是否存在一种Pythonic高效的方法来检查Numpy数组是否包含给定行的至少一个实例? 有效"是指它在找到第一个匹配行时终止,而不是遍历整个数组,即使已经找到结果也是如此.

Is there a Pythonic and efficient way to check whether a Numpy array contains at least one instance of a given row? By "efficient" I mean it terminates upon finding the first matching row rather than iterating over the entire array even if a result has already been found.

使用Python数组,可以使用if row in array:非常干净地完成此操作,但这不符合我对Numpy数组的预期,如下所示.

With Python arrays this can be accomplished very cleanly with if row in array:, but this does not work as I would expect for Numpy arrays, as illustrated below.

使用Python数组:

With Python arrays:

>>> a = [[1,2],[10,20],[100,200]]
>>> [1,2] in a
True
>>> [1,20] in a
False

但是Numpy数组会给出不同且看起来很奇怪的结果. (ndarray__contains__方法似乎没有记录.)

but Numpy arrays give different and rather odd-looking results. (The __contains__ method of ndarray seems to be undocumented.)

>>> a = np.array([[1,2],[10,20],[100,200]])
>>> np.array([1,2]) in a
True
>>> np.array([1,20]) in a
True
>>> np.array([1,42]) in a
True
>>> np.array([42,1]) in a
False

推荐答案

Numpys __contains__

Numpys __contains__ is, at the time of writing this, (a == b).any() which is arguably only correct if b is a scalar (it is a bit hairy, but I believe – works like this only in 1.7. or later – this would be the right general method (a == b).all(np.arange(a.ndim - b.ndim, a.ndim)).any(), which makes sense for all combinations of a and b dimensionality)...

需要明确的是,当涉及广播时,这不一定是预期的结果.也可能有人认为它应该像np.in1d一样单独处理a中的项目.我不确定是否应该有一种明确的方法.

Just to be clear, this is not necessarily the expected result when broadcasting is involved. Also someone might argue that it should handle the items in a separately as np.in1d does. I am not sure there is one clear way it should work.

现在,您希望numpy在找到第一个匹配项时停止.该AFAIK目前不存在.这很困难,因为numpy主要基于ufunc,它们在整个数组上执行相同的操作. Numpy确实优化了这类减少,但是只有在要减少的数组已经是布尔型数组(即np.ones(10, dtype=bool).any())时有效,Numpy才有效.

Now you want numpy to stop when it finds the first occurrence. This AFAIK does not exist at this time. It is difficult because numpy is based mostly on ufuncs, which do the same thing over the whole array.
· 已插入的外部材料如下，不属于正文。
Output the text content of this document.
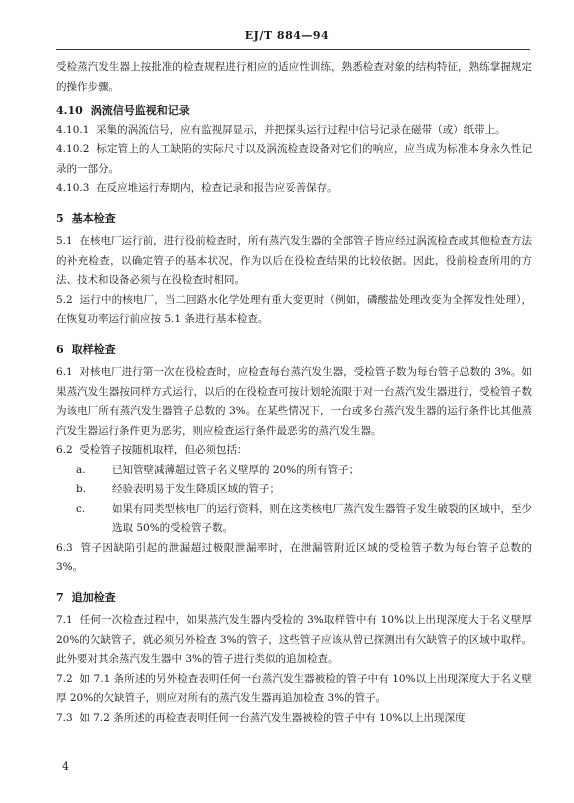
EJ/T 884—94

受检蒸汽发生器上按批准的检查规程进行相应的适应性训练，熟悉检查对象的结构特征，熟练掌握规定的操作步骤。

4.10 涡流信号监视和记录

4.10.1 采集的涡流信号，应有监视屏显示，并把探头运行过程中信号记录在磁带（或）纸带上。

4.10.2 标定管上的人工缺陷的实际尺寸以及涡流检查设备对它们的响应，应当成为标准本身永久性记录的一部分。

4.10.3 在反应堆运行寿期内，检查记录和报告应妥善保存。

5 基本检查

5.1 在核电厂运行前，进行役前检查时，所有蒸汽发生器的全部管子皆应经过涡流检查或其他检查方法的补充检查，以确定管子的基本状况，作为以后在役检查结果的比较依据。因此，役前检查所用的方法、技术和设备必须与在役检查时相同。

5.2 运行中的核电厂，当二回路水化学处理有重大变更时（例如，磷酸盐处理改变为全挥发性处理），在恢复功率运行前应按 5.1 条进行基本检查。

6 取样检查

6.1 对核电厂进行第一次在役检查时，应检查每台蒸汽发生器，受检管子数为每台管子总数的 3%。如果蒸汽发生器按同样方式运行，以后的在役检查可按计划轮流限于对一台蒸汽发生器进行，受检管子数为该电厂所有蒸汽发生器管子总数的 3%。在某些情况下，一台或多台蒸汽发生器的运行条件比其他蒸汽发生器运行条件更为恶劣，则应检查运行条件最恶劣的蒸汽发生器。

6.2 受检管子按随机取样，但必须包括：

a.	已知管壁减薄超过管子名义壁厚的 20%的所有管子；
b.	经验表明易于发生降质区域的管子；
c.	如果有同类型核电厂的运行资料，则在这类核电厂蒸汽发生器管子发生破裂的区域中，至少选取 50%的受检管子数。

6.3 管子因缺陷引起的泄漏超过极限泄漏率时，在泄漏管附近区域的受检管子数为每台管子总数的 3%。

7 追加检查

7.1 任何一次检查过程中，如果蒸汽发生器内受检的 3%取样管中有 10%以上出现深度大于名义壁厚 20%的欠缺管子，就必须另外检查 3%的管子，这些管子应该从曾已探测出有欠缺管子的区域中取样。此外要对其余蒸汽发生器中 3%的管子进行类似的追加检查。

7.2 如 7.1 条所述的另外检查表明任何一台蒸汽发生器被检的管子中有 10%以上出现深度大于名义壁厚 20%的欠缺管子，则应对所有的蒸汽发生器再追加检查 3%的管子。

7.3 如 7.2 条所述的再检查表明任何一台蒸汽发生器被检的管子中有 10%以上出现深度

4
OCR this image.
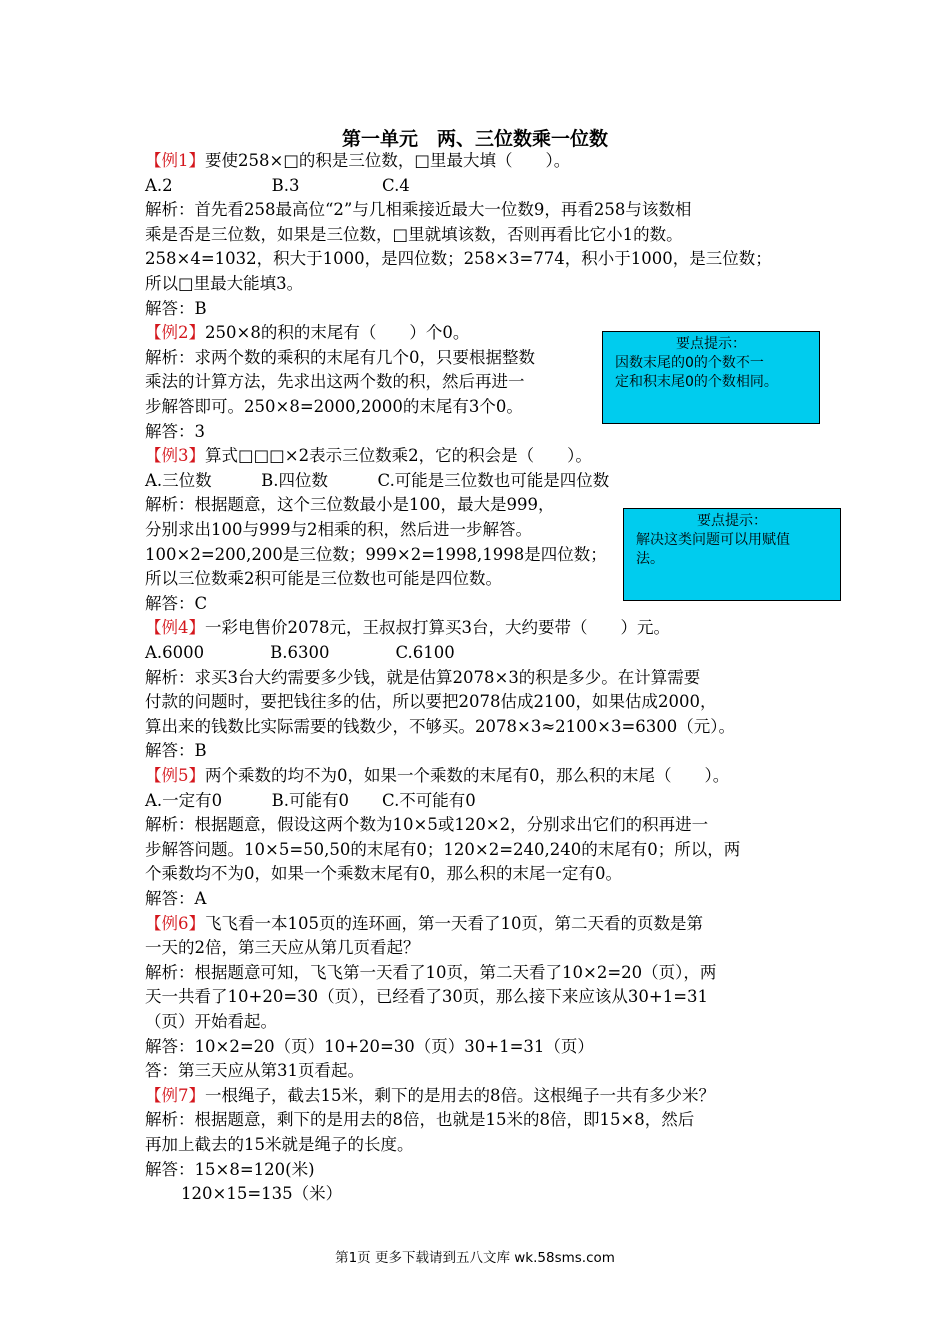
第一单元　两、三位数乘一位数
【例1】要使258×□的积是三位数，□里最大填（　　）。
A.2　　　　　　B.3　　　　　C.4
解析：首先看258最高位“2”与几相乘接近最大一位数9，再看258与该数相
乘是否是三位数，如果是三位数，□里就填该数，否则再看比它小1的数。
258×4=1032，积大于1000，是四位数；258×3=774，积小于1000，是三位数；
所以□里最大能填3。
解答：B
【例2】250×8的积的末尾有（　　）个0。
解析：求两个数的乘积的末尾有几个0，只要根据整数
乘法的计算方法，先求出这两个数的积，然后再进一
步解答即可。250×8=2000,2000的末尾有3个0。
解答：3
【例3】算式□□□×2表示三位数乘2，它的积会是（　　）。
A.三位数　　　B.四位数　　　C.可能是三位数也可能是四位数
解析：根据题意，这个三位数最小是100，最大是999，
分别求出100与999与2相乘的积，然后进一步解答。
100×2=200,200是三位数；999×2=1998,1998是四位数；
所以三位数乘2积可能是三位数也可能是四位数。
解答：C
【例4】一彩电售价2078元，王叔叔打算买3台，大约要带（　　）元。
A.6000　　　　B.6300　　　　C.6100
解析：求买3台大约需要多少钱，就是估算2078×3的积是多少。在计算需要
付款的问题时，要把钱往多的估，所以要把2078估成2100，如果估成2000，
算出来的钱数比实际需要的钱数少，不够买。2078×3≈2100×3=6300（元）。
解答：B
【例5】两个乘数的均不为0，如果一个乘数的末尾有0，那么积的末尾（　　）。
A.一定有0　　　B.可能有0　　C.不可能有0
解析：根据题意，假设这两个数为10×5或120×2，分别求出它们的积再进一
步解答问题。10×5=50,50的末尾有0；120×2=240,240的末尾有0；所以，两
个乘数均不为0，如果一个乘数末尾有0，那么积的末尾一定有0。
解答：A
【例6】飞飞看一本105页的连环画，第一天看了10页，第二天看的页数是第
一天的2倍，第三天应从第几页看起？
解析：根据题意可知，飞飞第一天看了10页，第二天看了10×2=20（页），两
天一共看了10+20=30（页），已经看了30页，那么接下来应该从30+1=31
（页）开始看起。
解答：10×2=20（页）10+20=30（页）30+1=31（页）
答：第三天应从第31页看起。
【例7】一根绳子，截去15米，剩下的是用去的8倍。这根绳子一共有多少米？
解析：根据题意，剩下的是用去的8倍，也就是15米的8倍，即15×8，然后
再加上截去的15米就是绳子的长度。
解答：15×8=120(米)
120×15=135（米）
要点提示：
因数末尾的0的个数不一
定和积末尾0的个数相同。
要点提示：
解决这类问题可以用赋值
法。
第1页 更多下载请到五八文库 wk.58sms.com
Numpy does optimize these kind of reductions, but effectively that only works when the array being reduced is already a boolean array (i.e. np.ones(10, dtype=bool).any()).

否则,它将需要不存在的__contains__特殊功能.这似乎很奇怪,但是您必须记住numpy支持许多数据类型,并且具有更大的机制来选择正确的数据类型并选择正确的函数来对其进行处理.因此,换句话说,ufunc机制无法做到这一点,并且由于数据类型的原因,实现__contains__或类似的实现实际上并不是那么简单.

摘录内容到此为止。